Stop the ACLU favorably quotes this press release:
The Reverends Rob Schenck . . . and Patrick J. Mahoney will visit ACLU headquarters today to hand-deliver more than 20,000 petitions demanding that the left-leaning liberal attack group back off of terrorizing communities and individuals who seek to affirm America's Judeo-Christian values.
Schenck, who heads up Faith and Action in the Nation's Capital, and Mahoney, director of the Christian Defense Coalition, asked their respective members to sign the statements after the ACLU sued a small rural school district in Adams County, Ohio, over four displays of the Ten Commandments in front of public schools there. The ACLU won an order for the Commandments to be removed, then demanded that the school reimburse them for legal expenses. After Christian ministers in the community stepped forward with a pledge to replace the money taken from the school budget, the ACLU settled for $80,000.
"The ACLU is this generation's Ku Klux Klan," said Rev. Rob Schenck. "They gallop into small towns with legal hoods over their heads and terrorize good people by threatening to harm children by draining the coffers of local schools if they so much as dare to recognize our nation's true heritage. These ACLU bullies are nothing more than psychological terrorists." . . .
Yup, that's right, ACLU=KKK, presumably just like on the other side Bush=Hitler.
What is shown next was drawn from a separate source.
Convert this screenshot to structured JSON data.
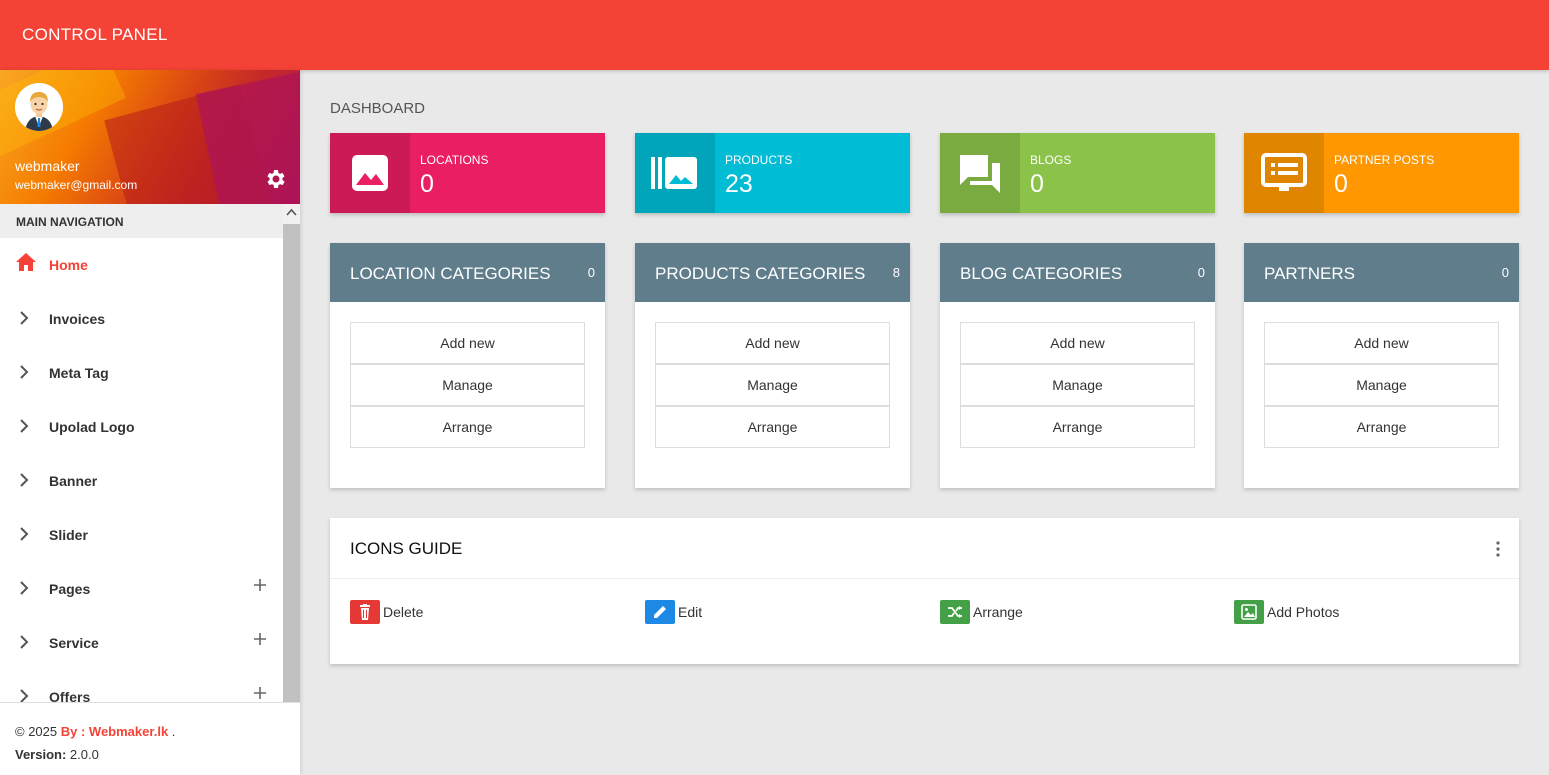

Murdering blacks and threatening blacks is very closely related to filing lawsuits to enforce what courts have, rightly or wrongly, held to be the constitutional rule. Oh, and it's terrorizing, too: A terrorist who murders innocent civilians is a fine analogy for a lawyer who files a lawsuit that you think should be meritless (though under our legal system's rules is likely meritorious).
Might it be possible that someone you strongly disagree with is . . . simply misguided? Takes an erroneous view of the Constitution? Has a misplaced sense of priorities? Is something other than a Klansman, a terrorist, a Nazi, a fascist, or whatever else?
UPDATE: I wrote that "Stop the ACLU favorably quotes this press release" because the post quoted the release and then said "I'm not sure it will do any good, but its great to see that people are out there fighting the good fight with us."
The Stop the ACLU people now tell me, though, that they don't endorse the press release's description of the ACLU; an update on their post reads: "I do not think the ACLU are terrorists as in killing people. I don't think they are anything like the KKK as far as race goes. While I understand the feelings, I do not endorse these descriptions of the ACLU, but I do endorse the action of taking the petitions asking them to back off." I'm pleased that Stop the ACLU takes this view, though puzzled as to why they would nonetheless quote the press release favorably. In any event, my criticism of the press release, and of those who would endorse it, still stands.